Consider for a moment…beauty is lasting; not trendy. It’s enchanting, not fashionable. Beauty celebrates, refreshes and restores; it doesn’t bemoan, deplete or fatigue. Beauty is powerful, not dominant. It frees us; it doesn’t mortgage us. Beauty is benevolent, not cruel. Beauty has substance and soul; it’s not trivial or frivolous. Beauty is wise; not flighty. It adds; it doesn’t detract. Beauty is available to all; not exclusive to some. Beauty makes us whole; it does not tear us down. Beauty is a blessing, not a curse.
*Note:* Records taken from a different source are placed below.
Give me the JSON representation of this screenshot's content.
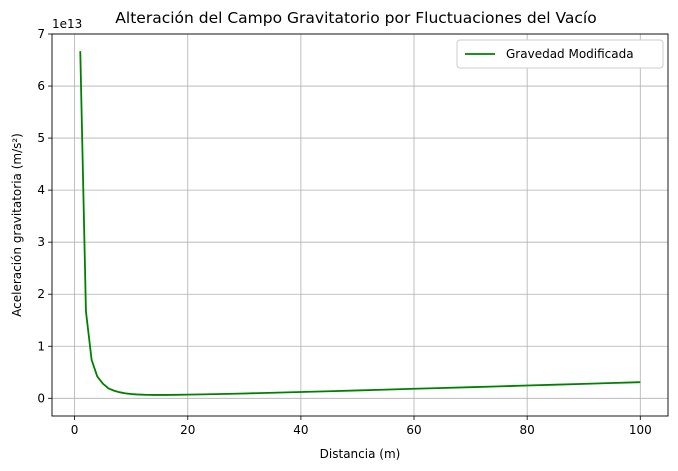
{
  "chart_data": {
    "type": "line",
    "title": "Alteración del Campo Gravitatorio por Fluctuaciones del Vacío",
    "xlabel": "Distancia (m)",
    "ylabel": "Aceleración gravitatoria (m/s²)",
    "offset_label": "1e13",
    "xlim": [
      -4,
      104.9
    ],
    "ylim": [
      -0.34,
      7.0
    ],
    "y_multiplier": 10000000000000.0,
    "xticks": [
      0,
      20,
      40,
      60,
      80,
      100
    ],
    "yticks": [
      0,
      1,
      2,
      3,
      4,
      5,
      6,
      7
    ],
    "grid": true,
    "legend_position": "top-right",
    "series": [
      {
        "name": "Gravedad Modificada",
        "color": "#008000",
        "x": [
          1,
          2,
          3,
          4,
          5,
          6,
          7,
          8,
          9,
          10,
          11,
          12,
          13,
          14,
          15,
          16,
          18,
          20,
          25,
          30,
          35,
          40,
          45,
          50,
          55,
          60,
          65,
          70,
          75,
          80,
          85,
          90,
          95,
          100
        ],
        "y": [
          6.67,
          1.67,
          0.74,
          0.42,
          0.28,
          0.19,
          0.145,
          0.115,
          0.095,
          0.082,
          0.074,
          0.069,
          0.066,
          0.065,
          0.065,
          0.065,
          0.067,
          0.07,
          0.081,
          0.093,
          0.107,
          0.121,
          0.136,
          0.151,
          0.167,
          0.183,
          0.198,
          0.214,
          0.23,
          0.246,
          0.262,
          0.278,
          0.294,
          0.31
        ]
      }
    ]
  }
}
Beauty enriches, it doesn’t impoverish. Beauty is beheld; not owned. Beauty is ours; not yours or mine. Beauty is everywhere; not somewhere.

Beauty, therefore, is an essential piece of the self-care puzzle, not a luxury to be earned or saved for a rainy day. A life of enrichment, celebration, enchantment, freedom and wisdom awaits, and beauty is the conduit through which those qualities and experiences can be realized.

Beauty is of the senses; it communes through taste, touch, sound, sight and smell. When we glimpse luminous moments in time, we are in communion with beauty. Someone’s spontaneous and unadulterated belly laugh and smiles from strangers, dogs playing, finger painted art, the feeling of soft fabric, tears of joy, tears of grief, sunshine peeking through dark clouds, hearing the calls of red robins in the early mornings, the taste of freshly picked strawberries on a summer day, the feeling of warm sand under your feet or the fragrance of English flower gardens in bloom. These moments serve as a renewal and a homecoming to what we know is true and good and right.

The invitation is to let beauty speak to you and through you, to give beauty center stage and to let it bring in more of what your heart is calling for. That is true self-care.